6 мая был семейный ужин вчетвером: родители и мы с братом. Мать достала графинчик, наполнила три рюмки водкой, а четвертую – лимонадом. Тут же выяснилось, почему. Отец только что выписался из госпиталя – ему нельзя. Он посмотрел на лимонад с грустью, вздохнул, махнул рукой, вышел из-за стола, вернулся с алюминиевой фляжкой, выплеснул лимонад, налил себе чего-то темно-коричневого. Мать стала жаловаться:
– Ты бы знал, сын, как я устала с ним бороться. Ты знаешь, что мне сказал его врач в госпитале?
– Что сказал его врач?
– Врач сказал, что «ваш муж поразительно несерьезный человек».
– Таюшка, прекрати. У меня сын вернулся. Это ж настойка. В кедровых орешках целительная сила, – оправдывался отец. – Давай лучше сыграй, Андрей, что-нибудь наше.
И мы запевали.
Любо, братцы, любо,
Любо, братцы, жить.
С нашим атаманом
Не приходится тужить.
Во время войны отец пытался освоить сначала мандолину, потом баян, но в силу обстоятельств не осилил, бросил. Несыгранные когда-то песни его, видимо, тяготили, и, когда я закончил музыкальную школу, отец нашел способ от них избавляться: он стал играть их моими руками. У мелодий его довоенного и военного детства не было нот, их не исполняли по радио и телевизору. Мы подбирали по его памяти. Отец не мог показать, как правильно, но сразу слышал фальшь: «Врешь! Мимо!» Я пробовал сыграть иначе. «Лучше! Ближе!» – он еще раз пропевал. Я опять пытался… Наконец, мы добивались цели. «Попал! В яблочко!» В эпоху электрогитар и битлов передо мной открывался забытый мир есаулов, уркаганов, биндюжников, кочегаров, ямщиков, пареньков с рабочих окраин, сорви-голов шоферов, летчиков… Законы жанра были таковы, что герой песни или не дотягивал до посадочной полосы, или срывался на машине с обрыва, или заболевал тяжелой неизлечимой болезнью, или погибал, порубанный саблей, простреленный пулей.
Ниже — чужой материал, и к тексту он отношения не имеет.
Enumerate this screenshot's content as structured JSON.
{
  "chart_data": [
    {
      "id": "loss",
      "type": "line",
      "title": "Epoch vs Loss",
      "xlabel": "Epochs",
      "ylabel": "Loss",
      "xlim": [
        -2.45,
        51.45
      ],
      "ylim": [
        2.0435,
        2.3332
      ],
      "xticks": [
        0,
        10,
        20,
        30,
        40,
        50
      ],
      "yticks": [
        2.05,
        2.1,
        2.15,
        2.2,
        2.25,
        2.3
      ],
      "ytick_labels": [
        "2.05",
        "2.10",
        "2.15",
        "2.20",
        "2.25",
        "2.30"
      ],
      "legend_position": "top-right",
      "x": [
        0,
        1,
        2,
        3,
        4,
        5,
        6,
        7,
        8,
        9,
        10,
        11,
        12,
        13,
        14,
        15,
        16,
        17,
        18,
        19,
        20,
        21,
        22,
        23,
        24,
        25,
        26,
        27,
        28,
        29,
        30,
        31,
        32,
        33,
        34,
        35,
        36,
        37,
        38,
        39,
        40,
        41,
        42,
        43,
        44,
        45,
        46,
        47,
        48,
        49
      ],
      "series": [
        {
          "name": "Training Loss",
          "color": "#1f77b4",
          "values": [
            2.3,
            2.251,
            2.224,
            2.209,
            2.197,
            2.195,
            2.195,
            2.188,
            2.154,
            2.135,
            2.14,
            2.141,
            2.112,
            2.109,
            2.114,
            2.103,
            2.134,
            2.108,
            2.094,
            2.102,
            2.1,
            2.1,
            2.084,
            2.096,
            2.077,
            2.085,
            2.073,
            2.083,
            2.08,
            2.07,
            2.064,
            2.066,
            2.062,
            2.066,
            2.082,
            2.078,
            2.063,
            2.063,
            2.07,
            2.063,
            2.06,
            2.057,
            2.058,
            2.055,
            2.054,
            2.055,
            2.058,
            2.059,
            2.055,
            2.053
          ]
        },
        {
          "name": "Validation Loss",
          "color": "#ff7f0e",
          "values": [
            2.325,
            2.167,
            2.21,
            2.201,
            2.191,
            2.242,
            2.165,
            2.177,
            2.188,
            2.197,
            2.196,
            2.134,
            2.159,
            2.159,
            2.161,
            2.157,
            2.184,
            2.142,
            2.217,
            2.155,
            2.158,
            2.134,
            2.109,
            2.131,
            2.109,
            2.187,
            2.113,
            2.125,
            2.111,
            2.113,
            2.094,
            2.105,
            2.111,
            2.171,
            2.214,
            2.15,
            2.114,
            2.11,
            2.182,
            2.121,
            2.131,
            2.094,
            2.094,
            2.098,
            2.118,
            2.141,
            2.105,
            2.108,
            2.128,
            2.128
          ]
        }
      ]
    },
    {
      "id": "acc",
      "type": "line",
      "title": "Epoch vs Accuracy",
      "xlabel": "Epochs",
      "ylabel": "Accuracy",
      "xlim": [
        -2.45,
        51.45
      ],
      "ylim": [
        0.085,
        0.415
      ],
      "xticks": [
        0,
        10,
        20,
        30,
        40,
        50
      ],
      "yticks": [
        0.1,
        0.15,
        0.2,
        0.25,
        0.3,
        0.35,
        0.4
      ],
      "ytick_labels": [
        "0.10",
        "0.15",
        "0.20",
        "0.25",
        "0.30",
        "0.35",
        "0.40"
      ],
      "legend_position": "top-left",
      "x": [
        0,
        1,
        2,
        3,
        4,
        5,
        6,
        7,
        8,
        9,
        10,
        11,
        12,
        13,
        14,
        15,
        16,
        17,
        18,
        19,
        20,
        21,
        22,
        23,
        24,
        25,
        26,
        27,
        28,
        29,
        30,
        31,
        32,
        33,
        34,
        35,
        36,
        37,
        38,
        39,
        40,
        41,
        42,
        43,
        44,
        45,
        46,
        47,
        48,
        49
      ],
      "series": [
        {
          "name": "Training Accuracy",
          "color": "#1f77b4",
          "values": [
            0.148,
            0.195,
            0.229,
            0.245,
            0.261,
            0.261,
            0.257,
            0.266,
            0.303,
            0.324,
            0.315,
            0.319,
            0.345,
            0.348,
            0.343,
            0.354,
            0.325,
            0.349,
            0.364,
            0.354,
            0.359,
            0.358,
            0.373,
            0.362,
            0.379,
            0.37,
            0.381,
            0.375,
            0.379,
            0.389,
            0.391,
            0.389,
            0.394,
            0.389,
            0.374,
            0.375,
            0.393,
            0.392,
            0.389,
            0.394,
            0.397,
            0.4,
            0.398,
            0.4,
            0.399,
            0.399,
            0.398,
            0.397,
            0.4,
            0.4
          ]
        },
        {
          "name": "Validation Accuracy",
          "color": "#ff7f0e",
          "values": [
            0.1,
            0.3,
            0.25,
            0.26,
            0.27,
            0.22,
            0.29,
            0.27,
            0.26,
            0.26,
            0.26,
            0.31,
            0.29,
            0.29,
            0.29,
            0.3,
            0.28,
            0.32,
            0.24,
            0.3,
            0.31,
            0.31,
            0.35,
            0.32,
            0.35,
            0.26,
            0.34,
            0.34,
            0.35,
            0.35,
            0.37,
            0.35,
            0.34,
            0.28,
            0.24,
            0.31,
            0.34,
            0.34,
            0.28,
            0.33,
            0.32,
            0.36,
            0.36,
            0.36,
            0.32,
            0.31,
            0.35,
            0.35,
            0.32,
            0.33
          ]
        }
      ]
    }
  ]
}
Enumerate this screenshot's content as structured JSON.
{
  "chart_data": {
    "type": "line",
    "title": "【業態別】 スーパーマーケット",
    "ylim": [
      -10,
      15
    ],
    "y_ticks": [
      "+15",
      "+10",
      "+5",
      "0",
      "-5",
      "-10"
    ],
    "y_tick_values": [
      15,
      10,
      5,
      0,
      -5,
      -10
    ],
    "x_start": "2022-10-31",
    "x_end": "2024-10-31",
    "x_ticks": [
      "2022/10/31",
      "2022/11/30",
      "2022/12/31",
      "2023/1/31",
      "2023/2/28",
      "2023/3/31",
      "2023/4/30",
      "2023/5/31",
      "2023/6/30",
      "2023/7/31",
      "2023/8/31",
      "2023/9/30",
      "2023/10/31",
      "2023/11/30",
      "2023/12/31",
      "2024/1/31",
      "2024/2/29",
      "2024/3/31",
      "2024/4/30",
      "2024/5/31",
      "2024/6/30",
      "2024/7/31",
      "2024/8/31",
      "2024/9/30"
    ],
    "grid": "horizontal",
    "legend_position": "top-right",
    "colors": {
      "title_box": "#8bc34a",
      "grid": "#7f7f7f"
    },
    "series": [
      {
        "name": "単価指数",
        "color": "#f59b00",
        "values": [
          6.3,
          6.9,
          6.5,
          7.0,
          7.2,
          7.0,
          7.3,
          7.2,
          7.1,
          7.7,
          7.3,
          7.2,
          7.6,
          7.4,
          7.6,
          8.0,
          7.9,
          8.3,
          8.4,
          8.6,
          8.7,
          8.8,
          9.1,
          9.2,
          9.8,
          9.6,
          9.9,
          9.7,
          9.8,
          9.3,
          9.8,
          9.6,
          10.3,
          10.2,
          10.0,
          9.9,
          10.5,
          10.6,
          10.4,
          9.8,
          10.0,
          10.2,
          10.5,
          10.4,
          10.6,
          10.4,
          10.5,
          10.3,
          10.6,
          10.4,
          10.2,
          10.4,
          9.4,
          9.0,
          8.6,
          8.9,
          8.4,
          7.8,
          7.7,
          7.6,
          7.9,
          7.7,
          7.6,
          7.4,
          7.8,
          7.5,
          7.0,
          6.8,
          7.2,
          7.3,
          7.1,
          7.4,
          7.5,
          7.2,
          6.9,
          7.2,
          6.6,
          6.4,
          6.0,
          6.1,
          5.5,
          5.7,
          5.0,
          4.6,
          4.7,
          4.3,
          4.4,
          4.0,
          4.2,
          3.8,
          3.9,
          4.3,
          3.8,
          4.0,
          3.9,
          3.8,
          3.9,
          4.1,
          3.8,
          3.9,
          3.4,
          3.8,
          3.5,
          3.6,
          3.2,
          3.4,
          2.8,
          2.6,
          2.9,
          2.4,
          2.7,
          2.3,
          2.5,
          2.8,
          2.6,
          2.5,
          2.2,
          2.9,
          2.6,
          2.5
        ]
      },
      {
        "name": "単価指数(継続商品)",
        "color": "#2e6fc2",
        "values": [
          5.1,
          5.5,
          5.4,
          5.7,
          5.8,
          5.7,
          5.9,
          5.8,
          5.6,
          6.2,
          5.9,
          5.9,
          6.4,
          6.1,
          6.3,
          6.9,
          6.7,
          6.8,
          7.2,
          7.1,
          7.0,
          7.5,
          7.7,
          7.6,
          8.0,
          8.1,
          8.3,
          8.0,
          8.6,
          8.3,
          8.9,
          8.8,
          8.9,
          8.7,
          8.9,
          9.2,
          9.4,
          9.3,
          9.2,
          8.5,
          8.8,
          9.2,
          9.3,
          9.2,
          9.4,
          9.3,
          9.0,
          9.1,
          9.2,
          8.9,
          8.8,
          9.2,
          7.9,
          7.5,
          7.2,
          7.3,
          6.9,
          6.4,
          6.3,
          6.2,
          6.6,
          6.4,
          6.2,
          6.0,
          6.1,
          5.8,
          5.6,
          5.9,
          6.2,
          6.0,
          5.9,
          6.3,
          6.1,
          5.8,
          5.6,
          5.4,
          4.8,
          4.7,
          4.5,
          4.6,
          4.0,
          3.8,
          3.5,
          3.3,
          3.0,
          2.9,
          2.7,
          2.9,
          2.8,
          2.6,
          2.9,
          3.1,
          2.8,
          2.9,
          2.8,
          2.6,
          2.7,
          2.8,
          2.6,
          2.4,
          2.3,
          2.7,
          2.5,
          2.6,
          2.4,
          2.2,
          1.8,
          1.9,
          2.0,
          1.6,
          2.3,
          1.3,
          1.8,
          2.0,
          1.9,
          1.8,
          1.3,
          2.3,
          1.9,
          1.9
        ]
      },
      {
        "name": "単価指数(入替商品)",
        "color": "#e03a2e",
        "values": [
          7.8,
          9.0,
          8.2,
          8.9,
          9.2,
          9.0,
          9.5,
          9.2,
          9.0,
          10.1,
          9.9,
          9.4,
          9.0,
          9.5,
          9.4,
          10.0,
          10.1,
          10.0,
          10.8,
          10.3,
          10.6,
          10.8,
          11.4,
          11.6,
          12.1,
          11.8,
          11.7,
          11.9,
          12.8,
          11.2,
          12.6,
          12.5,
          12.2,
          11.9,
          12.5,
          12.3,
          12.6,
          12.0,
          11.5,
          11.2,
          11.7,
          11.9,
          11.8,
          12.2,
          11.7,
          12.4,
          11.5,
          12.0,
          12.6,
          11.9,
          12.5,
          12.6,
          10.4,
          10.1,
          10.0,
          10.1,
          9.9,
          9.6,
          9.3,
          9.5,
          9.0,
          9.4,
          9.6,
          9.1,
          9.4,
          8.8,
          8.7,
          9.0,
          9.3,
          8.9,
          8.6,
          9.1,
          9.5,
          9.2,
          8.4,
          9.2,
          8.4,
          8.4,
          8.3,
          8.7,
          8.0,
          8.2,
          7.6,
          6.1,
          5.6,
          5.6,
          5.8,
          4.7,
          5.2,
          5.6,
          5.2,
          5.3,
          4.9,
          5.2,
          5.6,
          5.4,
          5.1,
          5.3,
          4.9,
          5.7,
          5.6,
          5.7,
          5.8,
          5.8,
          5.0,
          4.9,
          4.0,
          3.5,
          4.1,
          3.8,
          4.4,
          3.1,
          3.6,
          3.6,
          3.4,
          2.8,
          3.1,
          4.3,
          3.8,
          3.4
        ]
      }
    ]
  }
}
Умирая, он давал наказ, формулировал свое кредо, смысл которого сводился к тому, что не так уж много было в этой жизни такого, о чем действительно стоит жалеть.
Жалко только волюшки
Во широком полюшке,
Мать мою старушку,
Да буланого коня.
Спели «С одесского кичмана», «Мясоедовскую», «Я милого узнаю по походке». Потом отец попросил цыганочку с выходом. Начал бодро, выкинул несколько коленец, но, когда темп стал убыстряться, запыхался, остановился, вернулся за стол, посерьезнел.
– Не хотел тебе писать, не хотел расстраивать. Плохой у меня диагноз. Осталось месяца три, максимум четыре.
Потом рассказал, как подговорил дежурную медсестру в госпитале, как проник ночью в кабинет своего лечащего врача, как нашел историю болезни. Потом перешел на прозу жизни. На сберкнижке ноль. Надо продавать дачу.